2) Joint Training for Rainbow agent

As covered in previous sections, using a joint training model to jumpstart PPO training on test levels greatly improve its performance. We would expect the same thing to happen to Rainbow. To test that out, I trained a joint Rainbow agent on the 47 training levels with distributed training for 2 million total timesteps. I then used the joint agent to initialize the weights of the Rainbow agent and train it on the test levels. Out of my surprise, the score became significantly worse (from around 4000 without pretraining to around 2000).

I suspect that this is due to the fact that when we use joint Rainbow agent to initialize the weights, the experience replay buffer is predominantly filled with only “good” trajectories. As a result the training is severely biased towards a small subset of <state, action> pairs. To test out such hypothesis, I added epsilon greedy exploration to Rainbow. The score did improve significantly, but did not get to surpass that of the Rainbow model with no pretraining. Also considering the fact that experiment turnover time for Rainbow is too slow (3x slower than PPO), I decided not to proceed further with Rainbow but to focus on PPO for the rest of the contest.

## 9. Final Thoughts

1) Variance in Score

I noticed that there exists a huge variance in score for multiple submissions of the same agent on the same validation/test level. I’ve tried to make multiple submissions of the same algorithms to the leaderboard and observed that the variance in score can be as high as +/- 1000. This is in fact a known problem for reinforcement learning.

For example, when an agent is trained on a difficult level, if it is lucky enough to discover a secret route to bypass some hard to get through obstacles during the initial exploration phase, a good score will likely to follow.
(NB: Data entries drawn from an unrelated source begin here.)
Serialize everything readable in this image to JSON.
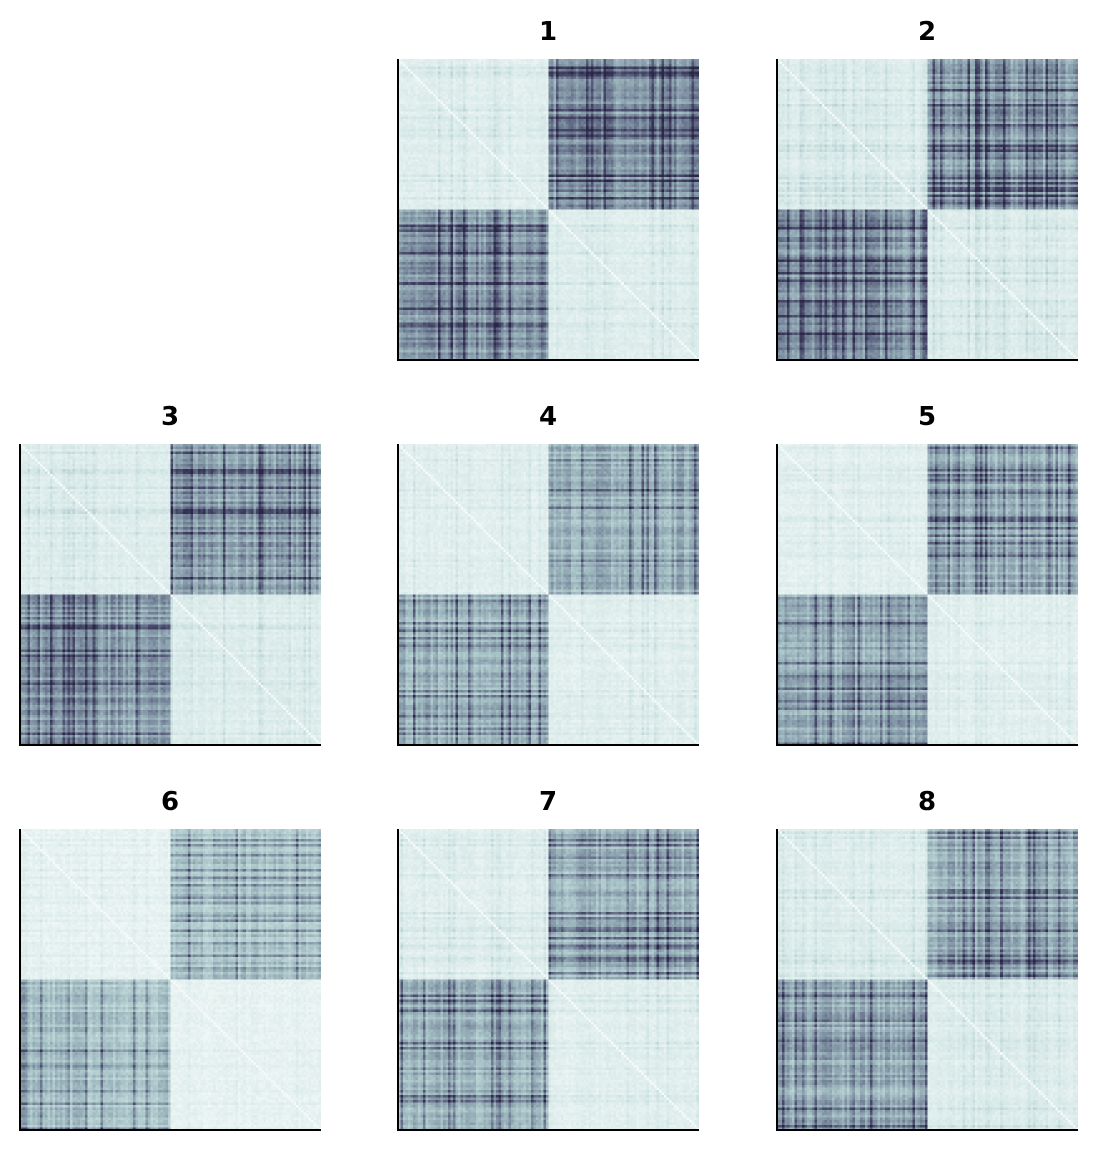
{
  "figure": {
    "colormap": [
      "#f4faf9",
      "#d4e7e6",
      "#a9c4c8",
      "#7c8ea0",
      "#4b4c6d",
      "#2a2746"
    ]
  },
  "chart_data": [
    {
      "type": "heatmap",
      "title": "1",
      "size": 120,
      "split": 0.5,
      "block_level": 0.62,
      "within_level": 0.14,
      "seed": 11,
      "grid": false,
      "ticks": false
    },
    {
      "type": "heatmap",
      "title": "2",
      "size": 120,
      "split": 0.5,
      "block_level": 0.6,
      "within_level": 0.16,
      "seed": 23,
      "grid": false,
      "ticks": false
    },
    {
      "type": "heatmap",
      "title": "3",
      "size": 120,
      "split": 0.5,
      "block_level": 0.58,
      "within_level": 0.15,
      "seed": 37,
      "grid": false,
      "ticks": false
    },
    {
      "type": "heatmap",
      "title": "4",
      "size": 120,
      "split": 0.5,
      "block_level": 0.5,
      "within_level": 0.13,
      "seed": 41,
      "grid": false,
      "ticks": false
    },
    {
      "type": "heatmap",
      "title": "5",
      "size": 120,
      "split": 0.5,
      "block_level": 0.52,
      "within_level": 0.12,
      "seed": 53,
      "grid": false,
      "ticks": false
    },
    {
      "type": "heatmap",
      "title": "6",
      "size": 120,
      "split": 0.5,
      "block_level": 0.42,
      "within_level": 0.09,
      "seed": 67,
      "grid": false,
      "ticks": false
    },
    {
      "type": "heatmap",
      "title": "7",
      "size": 120,
      "split": 0.5,
      "block_level": 0.5,
      "within_level": 0.13,
      "seed": 79,
      "grid": false,
      "ticks": false
    },
    {
      "type": "heatmap",
      "title": "8",
      "size": 120,
      "split": 0.5,
      "block_level": 0.52,
      "within_level": 0.15,
      "seed": 97,
      "grid": false,
      "ticks": false
    }
  ]
}
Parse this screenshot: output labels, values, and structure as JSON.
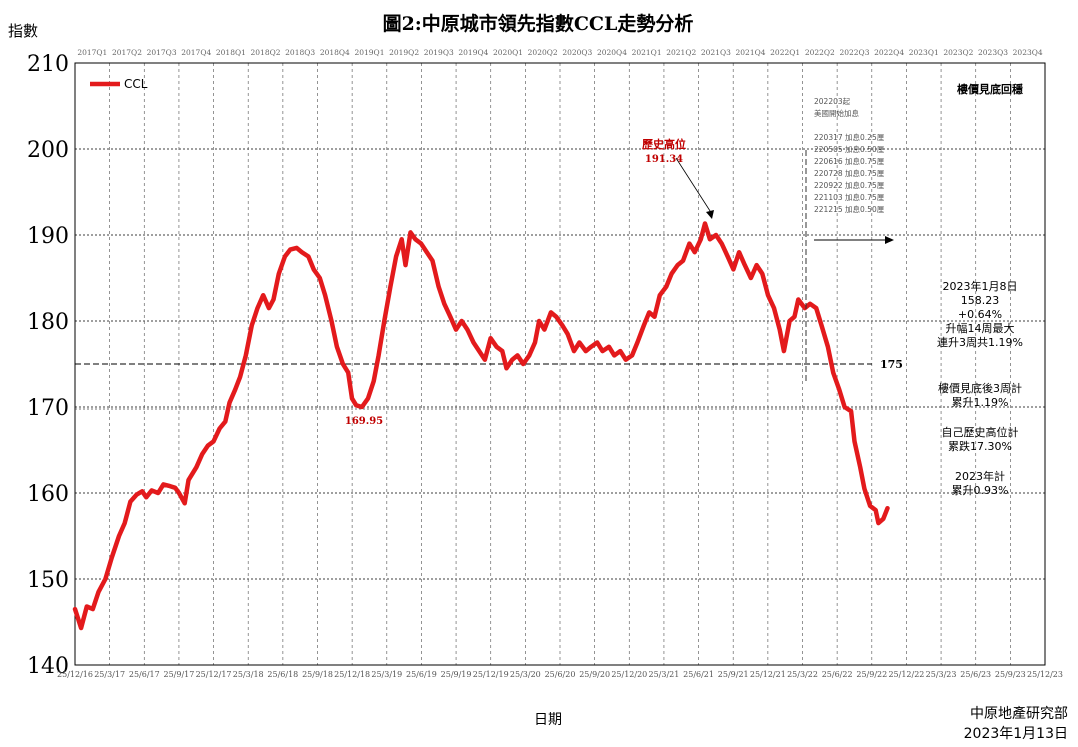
{
  "chart_data": {
    "type": "line",
    "title": "圖2:中原城市領先指數CCL走勢分析",
    "ylabel": "指數",
    "xlabel": "日期",
    "ylim": [
      140,
      210
    ],
    "yticks": [
      140,
      150,
      160,
      170,
      180,
      190,
      200,
      210
    ],
    "xlim": [
      "2016-12-25",
      "2023-12-25"
    ],
    "x_tick_labels": [
      "25/12/16",
      "25/3/17",
      "25/6/17",
      "25/9/17",
      "25/12/17",
      "25/3/18",
      "25/6/18",
      "25/9/18",
      "25/12/18",
      "25/3/19",
      "25/6/19",
      "25/9/19",
      "25/12/19",
      "25/3/20",
      "25/6/20",
      "25/9/20",
      "25/12/20",
      "25/3/21",
      "25/6/21",
      "25/9/21",
      "25/12/21",
      "25/3/22",
      "25/6/22",
      "25/9/22",
      "25/12/22",
      "25/3/23",
      "25/6/23",
      "25/9/23",
      "25/12/23"
    ],
    "quarter_labels": [
      "2017Q1",
      "2017Q2",
      "2017Q3",
      "2017Q4",
      "2018Q1",
      "2018Q2",
      "2018Q3",
      "2018Q4",
      "2019Q1",
      "2019Q2",
      "2019Q3",
      "2019Q4",
      "2020Q1",
      "2020Q2",
      "2020Q3",
      "2020Q4",
      "2021Q1",
      "2021Q2",
      "2021Q3",
      "2021Q4",
      "2022Q1",
      "2022Q2",
      "2022Q3",
      "2022Q4",
      "2023Q1",
      "2023Q2",
      "2023Q3",
      "2023Q4"
    ],
    "grid": true,
    "legend": {
      "position": "top-left",
      "entries": [
        "CCL"
      ]
    },
    "series": [
      {
        "name": "CCL",
        "color": "#e31a1c",
        "points": [
          [
            "2016-12-25",
            146.5
          ],
          [
            "2017-01-10",
            144.3
          ],
          [
            "2017-01-25",
            146.8
          ],
          [
            "2017-02-10",
            146.5
          ],
          [
            "2017-02-25",
            148.5
          ],
          [
            "2017-03-15",
            150.0
          ],
          [
            "2017-04-01",
            152.5
          ],
          [
            "2017-04-20",
            155.0
          ],
          [
            "2017-05-05",
            156.5
          ],
          [
            "2017-05-20",
            159.0
          ],
          [
            "2017-06-05",
            159.8
          ],
          [
            "2017-06-20",
            160.2
          ],
          [
            "2017-07-01",
            159.5
          ],
          [
            "2017-07-15",
            160.3
          ],
          [
            "2017-08-01",
            160.0
          ],
          [
            "2017-08-15",
            161.0
          ],
          [
            "2017-09-01",
            160.8
          ],
          [
            "2017-09-15",
            160.6
          ],
          [
            "2017-09-25",
            160.0
          ],
          [
            "2017-10-10",
            158.8
          ],
          [
            "2017-10-20",
            161.5
          ],
          [
            "2017-11-10",
            163.0
          ],
          [
            "2017-11-25",
            164.5
          ],
          [
            "2017-12-10",
            165.5
          ],
          [
            "2017-12-25",
            166.0
          ],
          [
            "2018-01-10",
            167.5
          ],
          [
            "2018-01-25",
            168.3
          ],
          [
            "2018-02-05",
            170.5
          ],
          [
            "2018-02-20",
            172.0
          ],
          [
            "2018-03-05",
            173.5
          ],
          [
            "2018-03-20",
            176.0
          ],
          [
            "2018-04-05",
            179.5
          ],
          [
            "2018-04-20",
            181.5
          ],
          [
            "2018-05-05",
            183.0
          ],
          [
            "2018-05-20",
            181.5
          ],
          [
            "2018-06-01",
            182.5
          ],
          [
            "2018-06-15",
            185.5
          ],
          [
            "2018-07-01",
            187.5
          ],
          [
            "2018-07-15",
            188.3
          ],
          [
            "2018-08-01",
            188.5
          ],
          [
            "2018-08-15",
            188.0
          ],
          [
            "2018-09-01",
            187.5
          ],
          [
            "2018-09-15",
            186.0
          ],
          [
            "2018-10-01",
            185.0
          ],
          [
            "2018-10-15",
            183.0
          ],
          [
            "2018-11-01",
            180.0
          ],
          [
            "2018-11-15",
            177.0
          ],
          [
            "2018-12-01",
            175.0
          ],
          [
            "2018-12-15",
            174.0
          ],
          [
            "2018-12-25",
            171.0
          ],
          [
            "2019-01-05",
            170.2
          ],
          [
            "2019-01-20",
            170.0
          ],
          [
            "2019-02-05",
            171.0
          ],
          [
            "2019-02-20",
            173.0
          ],
          [
            "2019-03-05",
            176.0
          ],
          [
            "2019-03-20",
            180.0
          ],
          [
            "2019-04-05",
            184.0
          ],
          [
            "2019-04-20",
            187.5
          ],
          [
            "2019-05-05",
            189.5
          ],
          [
            "2019-05-15",
            186.5
          ],
          [
            "2019-05-28",
            190.3
          ],
          [
            "2019-06-10",
            189.5
          ],
          [
            "2019-06-25",
            189.0
          ],
          [
            "2019-07-10",
            188.0
          ],
          [
            "2019-07-25",
            187.0
          ],
          [
            "2019-08-10",
            184.0
          ],
          [
            "2019-08-25",
            182.0
          ],
          [
            "2019-09-10",
            180.5
          ],
          [
            "2019-09-25",
            179.0
          ],
          [
            "2019-10-10",
            180.0
          ],
          [
            "2019-10-25",
            179.0
          ],
          [
            "2019-11-10",
            177.5
          ],
          [
            "2019-11-25",
            176.5
          ],
          [
            "2019-12-10",
            175.5
          ],
          [
            "2019-12-25",
            178.0
          ],
          [
            "2020-01-10",
            177.0
          ],
          [
            "2020-01-25",
            176.5
          ],
          [
            "2020-02-05",
            174.5
          ],
          [
            "2020-02-20",
            175.5
          ],
          [
            "2020-03-05",
            176.0
          ],
          [
            "2020-03-20",
            175.0
          ],
          [
            "2020-04-05",
            176.0
          ],
          [
            "2020-04-20",
            177.5
          ],
          [
            "2020-05-01",
            180.0
          ],
          [
            "2020-05-15",
            179.0
          ],
          [
            "2020-06-01",
            181.0
          ],
          [
            "2020-06-15",
            180.5
          ],
          [
            "2020-07-01",
            179.5
          ],
          [
            "2020-07-15",
            178.5
          ],
          [
            "2020-08-01",
            176.5
          ],
          [
            "2020-08-15",
            177.5
          ],
          [
            "2020-09-01",
            176.5
          ],
          [
            "2020-09-15",
            177.0
          ],
          [
            "2020-10-01",
            177.5
          ],
          [
            "2020-10-15",
            176.5
          ],
          [
            "2020-11-01",
            177.0
          ],
          [
            "2020-11-15",
            176.0
          ],
          [
            "2020-12-01",
            176.5
          ],
          [
            "2020-12-15",
            175.5
          ],
          [
            "2021-01-01",
            176.0
          ],
          [
            "2021-01-15",
            177.5
          ],
          [
            "2021-02-01",
            179.5
          ],
          [
            "2021-02-15",
            181.0
          ],
          [
            "2021-03-01",
            180.5
          ],
          [
            "2021-03-15",
            183.0
          ],
          [
            "2021-04-01",
            184.0
          ],
          [
            "2021-04-15",
            185.5
          ],
          [
            "2021-05-01",
            186.5
          ],
          [
            "2021-05-15",
            187.0
          ],
          [
            "2021-06-01",
            189.0
          ],
          [
            "2021-06-15",
            188.0
          ],
          [
            "2021-07-01",
            189.5
          ],
          [
            "2021-07-12",
            191.34
          ],
          [
            "2021-07-25",
            189.5
          ],
          [
            "2021-08-10",
            190.0
          ],
          [
            "2021-08-25",
            189.0
          ],
          [
            "2021-09-10",
            187.5
          ],
          [
            "2021-09-25",
            186.0
          ],
          [
            "2021-10-10",
            188.0
          ],
          [
            "2021-10-25",
            186.5
          ],
          [
            "2021-11-10",
            185.0
          ],
          [
            "2021-11-25",
            186.5
          ],
          [
            "2021-12-10",
            185.5
          ],
          [
            "2021-12-25",
            183.0
          ],
          [
            "2022-01-10",
            181.5
          ],
          [
            "2022-01-25",
            179.0
          ],
          [
            "2022-02-05",
            176.5
          ],
          [
            "2022-02-20",
            180.0
          ],
          [
            "2022-03-05",
            180.5
          ],
          [
            "2022-03-15",
            182.5
          ],
          [
            "2022-04-01",
            181.5
          ],
          [
            "2022-04-15",
            182.0
          ],
          [
            "2022-05-01",
            181.5
          ],
          [
            "2022-05-15",
            179.5
          ],
          [
            "2022-06-01",
            177.0
          ],
          [
            "2022-06-15",
            174.0
          ],
          [
            "2022-07-01",
            172.0
          ],
          [
            "2022-07-15",
            170.0
          ],
          [
            "2022-08-01",
            169.5
          ],
          [
            "2022-08-10",
            166.0
          ],
          [
            "2022-08-25",
            163.0
          ],
          [
            "2022-09-05",
            160.5
          ],
          [
            "2022-09-20",
            158.5
          ],
          [
            "2022-10-05",
            158.0
          ],
          [
            "2022-10-12",
            156.5
          ],
          [
            "2022-10-25",
            157.0
          ],
          [
            "2022-11-05",
            158.23
          ]
        ]
      }
    ],
    "reference_line": {
      "value": 175,
      "label": "175"
    },
    "annotations": {
      "peak_label": "歷史高位",
      "peak_value": "191.34",
      "trough_value": "169.95",
      "top_right": "樓價見底回穩",
      "rate_box": [
        "202203起",
        "美國開始加息",
        "220317  加息0.25厘",
        "220505  加息0.50厘",
        "220616  加息0.75厘",
        "220728  加息0.75厘",
        "220922  加息0.75厘",
        "221103  加息0.75厘",
        "221215  加息0.50厘"
      ],
      "latest_note": [
        "2023年1月8日",
        "158.23",
        "+0.64%",
        "升幅14周最大",
        "連升3周共1.19%"
      ],
      "since_bottom": [
        "樓價見底後3周計",
        "累升1.19%"
      ],
      "from_peak": [
        "自己歷史高位計",
        "累跌17.30%"
      ],
      "ytd": [
        "2023年計",
        "累升0.93%"
      ],
      "source": "中原地產研究部",
      "date": "2023年1月13日"
    }
  }
}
However, most of the time the agent would simply fixates on the most likely path and that would lead to only a mediocre score. This is unlike image classification where there exists a ground truth label for every training example, so that the model will likely converge to similar results if given enough time to train.

It’s not easy to think up ways to reduce such variance in score. It probably requires some kind of novel exploration schedules or use of human demonstration data to guide the initial exploration phase.

2) Without a prior model of the world, it’s hard to achieve human level performance

OpenAI’s technical report reported a benchmark of around 7300 scored by human subject with only a few hours of playing. In contrast, even with an unlimited amount of training time on the training levels, the top computer agent could only score around 6400 on the easier leaderboard test levels. This led me to believe that without a prior model of the world and the ability to make causal inference, artificial agent trained by RL can only go so far and is still far lacking human’s ability to generalize and learn from very few examples.

3) From a competition standpoint, go for the low hanging fruits first!!!

After the contest ended, I realized that a score of 6000 can be achieved simply by tuning 2 hyperparameters of the baseline Rainbow model, with no pretraining involved. The lesson to take is that for the sake of the competition always try to go for the low hanging fruits first. It’s not that hyperparameters tuning is easy but it is certainly more straightforward as compared to implementing more complex methods. And I am quite surprised that a well tuned Rainbow is capable of achieving such a high score. I did try to tune PPO hyperparameters (e.g. minibatch size, number of epochs, entropy constant, reward scaling factor, etc) but could not find a better combination than the default ones.

## 10. Acknowledgment

Last of all, I would love to thank OpenAI for organizing this amazing competition. It is a great opportunity for me to dive deep into the subject of meta-learning in RL. I would also like to thank fellow contestants who participated and shared their ideas in the forum. The source code I used for this competition can be found here.